Nova Scotia

Search begins for new police watchdog to examine potential wrongdoing in Glen Assoun case

Nova Scotia’s Serious Incident Response Team (SiRT) is looking for a new outside agency to investigate police conduct in the case of Glen Assoun, the Nova Scotia man who was wrongfully convicted of murder in 1999 and spent 16 years in prison.

In March 2019, the federal justice minister overturned Assoun’s conviction and ordered a new trial, following an investigation by the Justice Department that determined there could have been a miscarriage of justice, The Crown refused to re-try Assoun, saying there was no realistic prospect of conviction.

But the questions raised by the federal justice department probe prompted Nova Scotia’s justice minister to refer the case to SiRT for review. However, SiRT referred the matter to the Independent Investigations Office of British Columbia (IIOBC) to avoid any appearance of conflict. 

Earlier this year, the B.C police watchdog said it was unable to complete its investigation because of a heavy workload. In a release Thursday, SiRT’s interim director, Erin Nauss, said the agency is looking for another police watchdog agency to take on the file.

“So far, we haven’t been successful in finding someone with the ability or capacity to take this on,” Nauss said.

“But we’ll continue to look and then I’ll become as creative as I need to be to find someone to look at this independently and objectively.”

In 1998, Glen Assoun, left, was arrested for the murder of Brenda Way, right. In 2019, a Nova Scotia Supreme Court decision overturned Assoun’s conviction for second-degree murder. (Ben Shannon/CBC)

Nauss said any new investigation would focus on the period after Assoun’s conviction, but before he launched his appeal. It was during that period that the RCMP was accused of withholding information that could have helped Assoun’s case.

“To investigate allegations that the RCMP inappropriately destroyed evidence and whether any member of the Halifax Regional Police committed an offence related to the conviction,” Nauss said.

Assoun was initially found guilty by a jury of second-degree murder and sentenced to life in prison in September 1999 for the stabbing death of Brenda Lee Anne Way. 

The court heard Way’s body was found behind an apartment building in Dartmouth, N.S., on Nov. 12, 1995. The 28-year-old woman had been stabbed six times and her throat was slashed.

Assoun, who was living in British Columbia when he was arrested two years later, had always maintained his innocence.

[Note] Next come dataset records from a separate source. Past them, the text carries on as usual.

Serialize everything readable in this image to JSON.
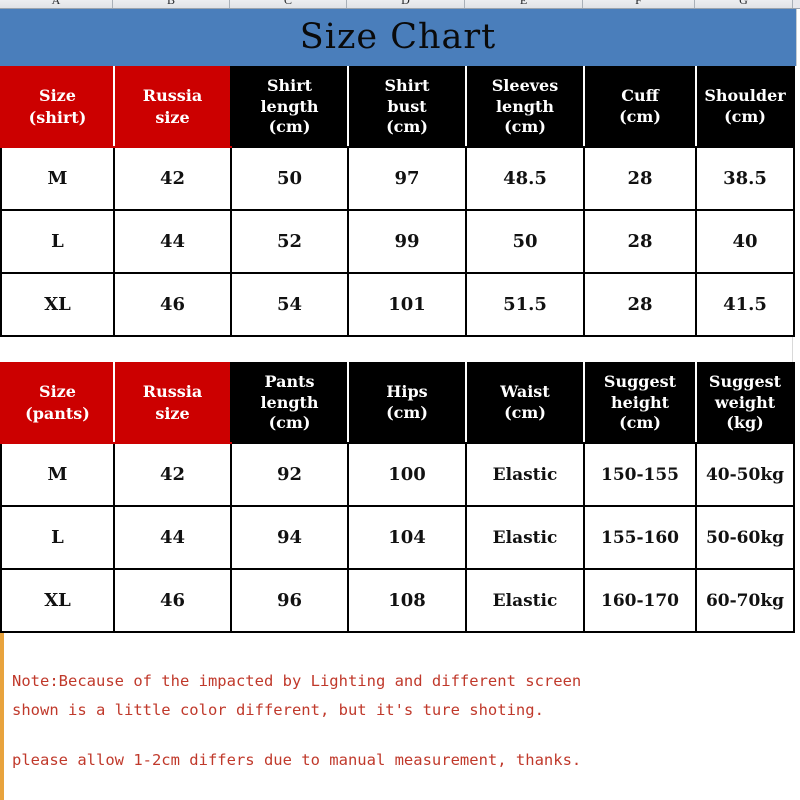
{
  "spreadsheet": {
    "column_letters": [
      "A",
      "B",
      "C",
      "D",
      "E",
      "F",
      "G"
    ]
  },
  "title": {
    "text": "Size Chart",
    "background_color": "#4a7ebb",
    "text_color": "#0a0a0a"
  },
  "colors": {
    "header_red": "#cc0000",
    "header_black": "#000000",
    "banner_blue": "#4a7ebb",
    "note_red": "#c0392b",
    "note_accent_bar": "#e8a33d"
  },
  "shirt_table": {
    "name": "shirt-size-table",
    "headers": [
      {
        "label": "Size\n(shirt)",
        "style": "red"
      },
      {
        "label": "Russia\nsize",
        "style": "red"
      },
      {
        "label": "Shirt\nlength\n(cm)",
        "style": "black"
      },
      {
        "label": "Shirt\nbust\n(cm)",
        "style": "black"
      },
      {
        "label": "Sleeves\nlength\n(cm)",
        "style": "black"
      },
      {
        "label": "Cuff\n(cm)",
        "style": "black"
      },
      {
        "label": "Shoulder\n(cm)",
        "style": "black"
      }
    ],
    "rows": [
      [
        "M",
        "42",
        "50",
        "97",
        "48.5",
        "28",
        "38.5"
      ],
      [
        "L",
        "44",
        "52",
        "99",
        "50",
        "28",
        "40"
      ],
      [
        "XL",
        "46",
        "54",
        "101",
        "51.5",
        "28",
        "41.5"
      ]
    ]
  },
  "pants_table": {
    "name": "pants-size-table",
    "headers": [
      {
        "label": "Size\n(pants)",
        "style": "red"
      },
      {
        "label": "Russia\nsize",
        "style": "red"
      },
      {
        "label": "Pants\nlength\n(cm)",
        "style": "black"
      },
      {
        "label": "Hips\n(cm)",
        "style": "black"
      },
      {
        "label": "Waist\n(cm)",
        "style": "black"
      },
      {
        "label": "Suggest\nheight\n(cm)",
        "style": "black"
      },
      {
        "label": "Suggest\nweight\n(kg)",
        "style": "black"
      }
    ],
    "rows": [
      [
        "M",
        "42",
        "92",
        "100",
        "Elastic",
        "150-155",
        "40-50kg"
      ],
      [
        "L",
        "44",
        "94",
        "104",
        "Elastic",
        "155-160",
        "50-60kg"
      ],
      [
        "XL",
        "46",
        "96",
        "108",
        "Elastic",
        "160-170",
        "60-70kg"
      ]
    ]
  },
  "note": {
    "lines": [
      "Note:Because of the impacted by Lighting and different screen",
      "shown is a little color different, but it's ture shoting.",
      "please allow 1-2cm differs due to manual measurement, thanks."
    ]
  }
}
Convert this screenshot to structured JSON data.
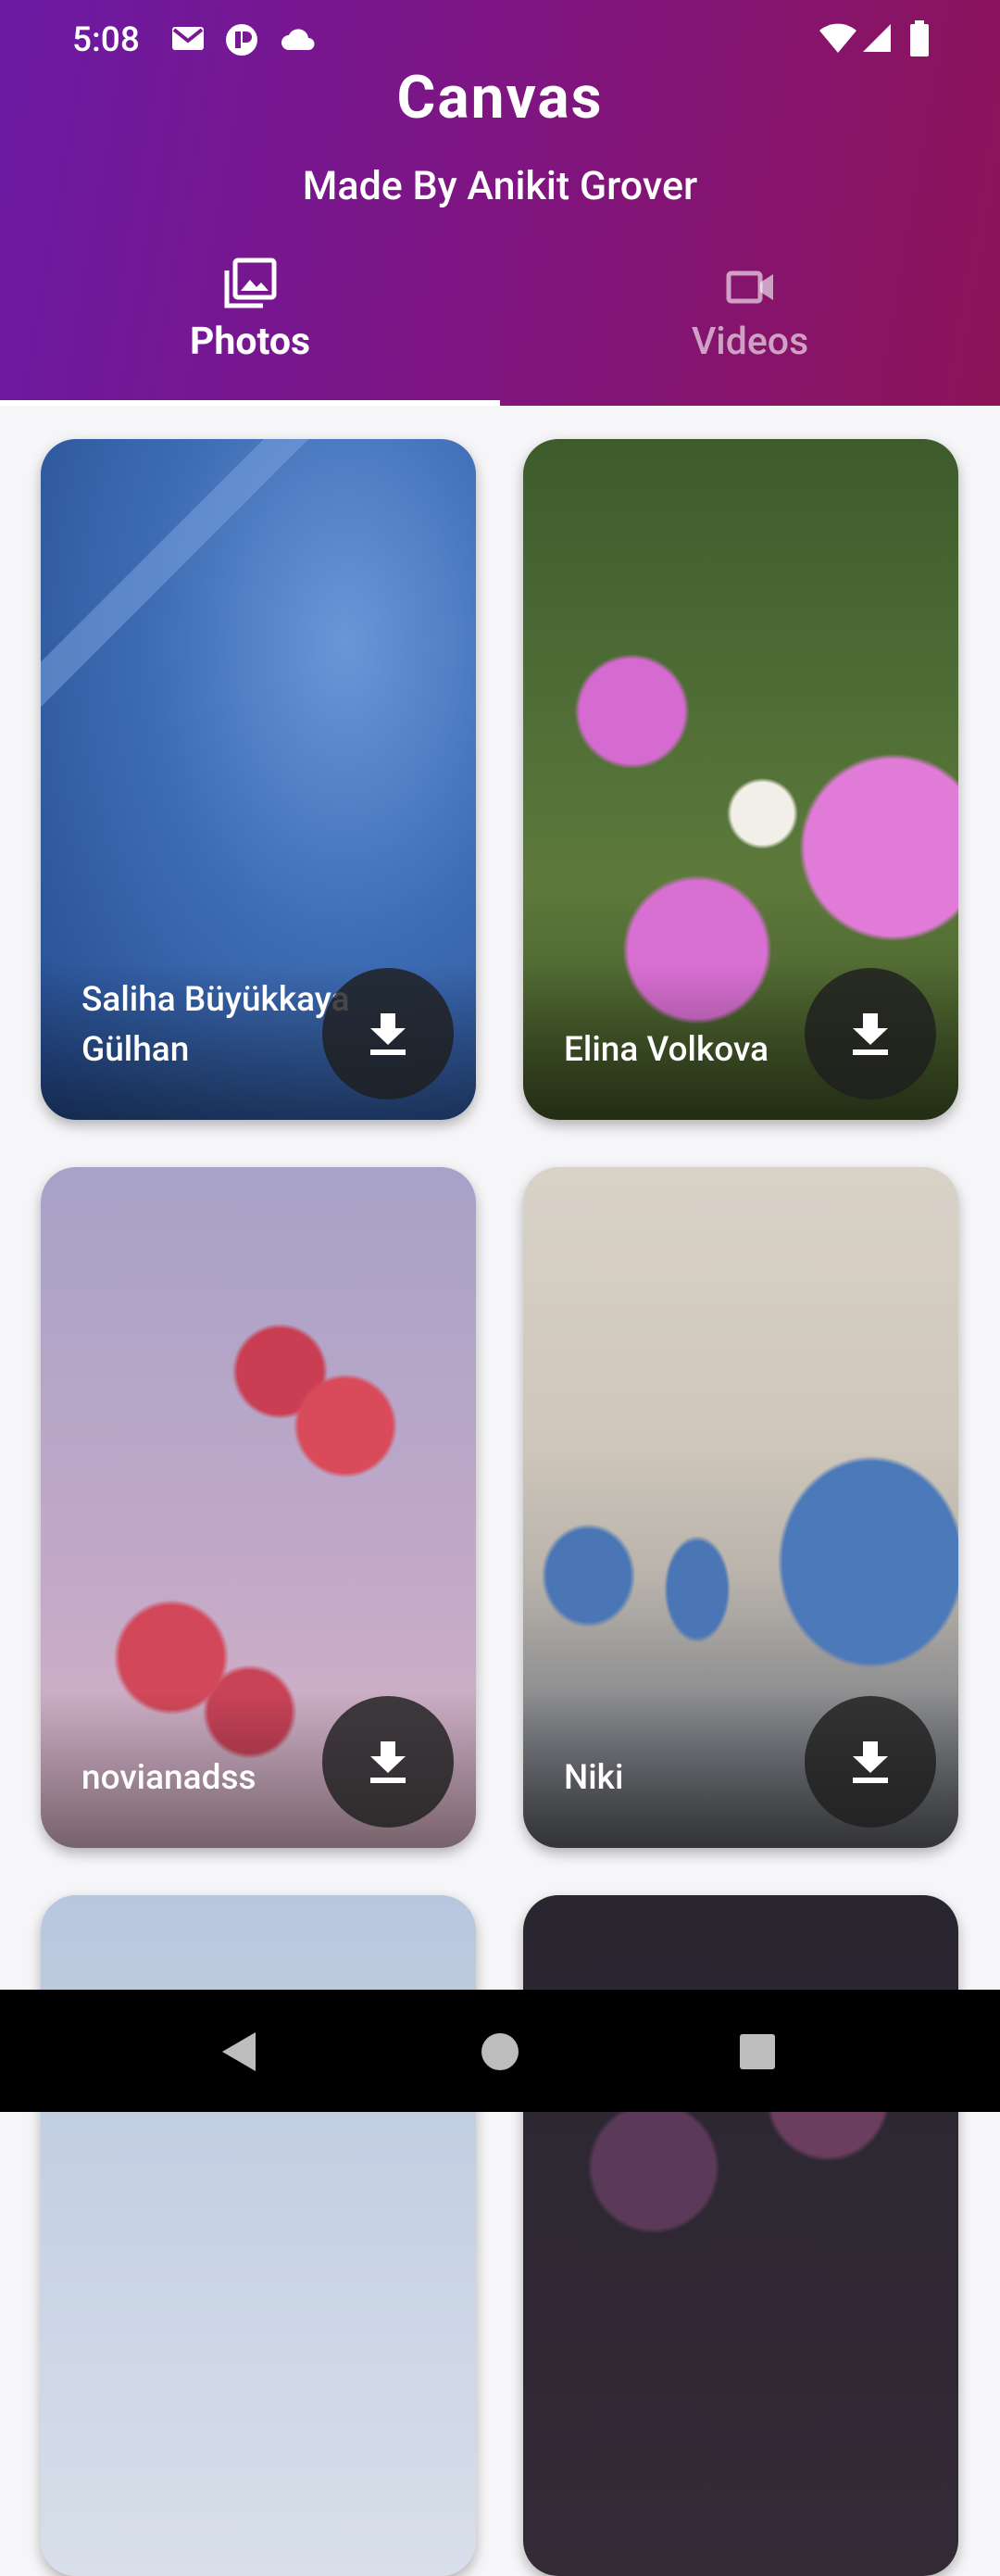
{
  "status": {
    "time": "5:08"
  },
  "header": {
    "title": "Canvas",
    "subtitle": "Made By Anikit Grover"
  },
  "tabs": [
    {
      "label": "Photos",
      "icon": "photo-library-icon",
      "selected": true
    },
    {
      "label": "Videos",
      "icon": "videocam-icon",
      "selected": false
    }
  ],
  "photos": [
    {
      "author": "Saliha Büyükkaya Gülhan",
      "image": "pool-steps-photo"
    },
    {
      "author": "Elina Volkova",
      "image": "dog-among-flowers-photo"
    },
    {
      "author": "novianadss",
      "image": "pink-flower-branch-photo"
    },
    {
      "author": "Niki",
      "image": "coffee-grinders-photo"
    }
  ],
  "colors": {
    "header_start": "#6b1aa3",
    "header_end": "#8d1358",
    "background": "#f6f6f8"
  }
}
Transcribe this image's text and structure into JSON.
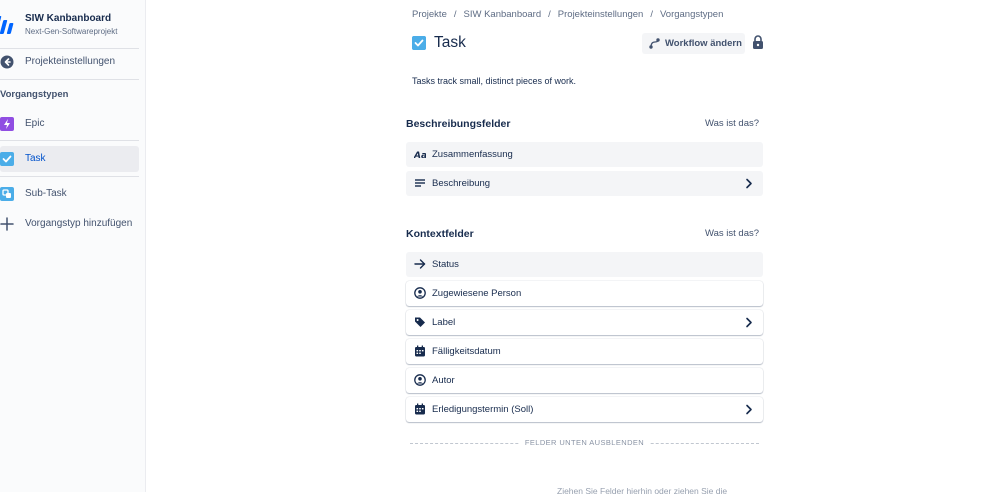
{
  "sidebar": {
    "project_name": "SIW Kanbanboard",
    "project_type": "Next-Gen-Softwareprojekt",
    "back_label": "Projekteinstellungen",
    "section_heading": "Vorgangstypen",
    "items": [
      {
        "label": "Epic",
        "icon": "epic-icon",
        "color": "#904ee2"
      },
      {
        "label": "Task",
        "icon": "task-icon",
        "color": "#4bade8",
        "active": true
      },
      {
        "label": "Sub-Task",
        "icon": "subtask-icon",
        "color": "#4bade8"
      },
      {
        "label": "Vorgangstyp hinzufügen",
        "icon": "plus-icon"
      }
    ]
  },
  "breadcrumb": [
    "Projekte",
    "SIW Kanbanboard",
    "Projekteinstellungen",
    "Vorgangstypen"
  ],
  "header": {
    "title": "Task",
    "workflow_button": "Workflow ändern",
    "description": "Tasks track small, distinct pieces of work."
  },
  "description_fields": {
    "title": "Beschreibungsfelder",
    "help_link": "Was ist das?",
    "items": [
      {
        "label": "Zusammenfassung",
        "icon": "text-format-icon",
        "locked": true
      },
      {
        "label": "Beschreibung",
        "icon": "paragraph-icon",
        "locked": true,
        "expandable": true
      }
    ]
  },
  "context_fields": {
    "title": "Kontextfelder",
    "help_link": "Was ist das?",
    "items": [
      {
        "label": "Status",
        "icon": "arrow-right-icon",
        "locked": true
      },
      {
        "label": "Zugewiesene Person",
        "icon": "person-icon"
      },
      {
        "label": "Label",
        "icon": "tag-icon",
        "expandable": true
      },
      {
        "label": "Fälligkeitsdatum",
        "icon": "calendar-icon"
      },
      {
        "label": "Autor",
        "icon": "person-icon"
      },
      {
        "label": "Erledigungstermin (Soll)",
        "icon": "calendar-icon",
        "expandable": true
      }
    ]
  },
  "hide_fields_label": "FELDER UNTEN AUSBLENDEN",
  "drop_hint": "Ziehen Sie Felder hierhin oder ziehen Sie die",
  "colors": {
    "accent": "#0052cc",
    "epic": "#904ee2",
    "task": "#4bade8",
    "text": "#172b4d",
    "muted": "#5e6c84"
  }
}
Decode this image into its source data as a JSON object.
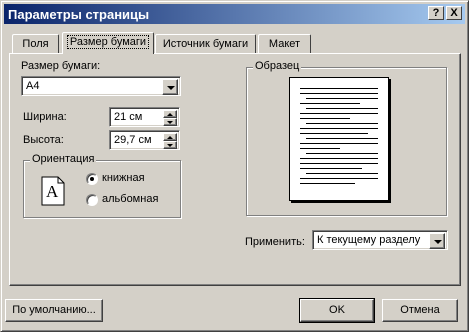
{
  "window": {
    "title": "Параметры страницы",
    "help_button": "?",
    "close_button": "X"
  },
  "tabs": [
    {
      "label": "Поля",
      "active": false
    },
    {
      "label": "Размер бумаги",
      "active": true
    },
    {
      "label": "Источник бумаги",
      "active": false
    },
    {
      "label": "Макет",
      "active": false
    }
  ],
  "paper_size": {
    "label": "Размер бумаги:",
    "value": "A4"
  },
  "width": {
    "label": "Ширина:",
    "value": "21 см"
  },
  "height": {
    "label": "Высота:",
    "value": "29,7 см"
  },
  "orientation": {
    "label": "Ориентация",
    "icon_letter": "A",
    "portrait_label": "книжная",
    "landscape_label": "альбомная",
    "selected": "portrait"
  },
  "preview": {
    "label": "Образец"
  },
  "apply": {
    "label": "Применить:",
    "value": "К текущему разделу"
  },
  "buttons": {
    "default_label": "По умолчанию...",
    "ok_label": "OK",
    "cancel_label": "Отмена"
  }
}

Stack of cardboard file boxes.
A preliminary assessment compiled by a Justice Department investigator found RCMP had destroyed files containing an investigator’s theories about other suspects in the Way murder. (Brett Ruskin/CBC)

The federal Justice Department later conducted a preliminary assessment and ordered Assoun released from prison on
strict conditions in 2014. The assessment, released in July of that year, revealed the RCMP had chosen not to disclose an investigator’s theories about other suspects in the murder case. As well, the assessment found the Mounties had destroyed most of this potential evidence.

After the preliminary assessment was released, the RCMP issued a statement saying the files were deleted for “quality control purposes,” but the actions were “contrary to policy and shouldn’t have happened.”

Nauss said this file is a priority for her office, but she couldn’t say how long it will take to find an outside agency, or how long that agency might take to complete an investigation.

Assoun agreed to an undisclosed compensation deal with the Nova Scotia and federal governments in March 2021. He died earlier this year.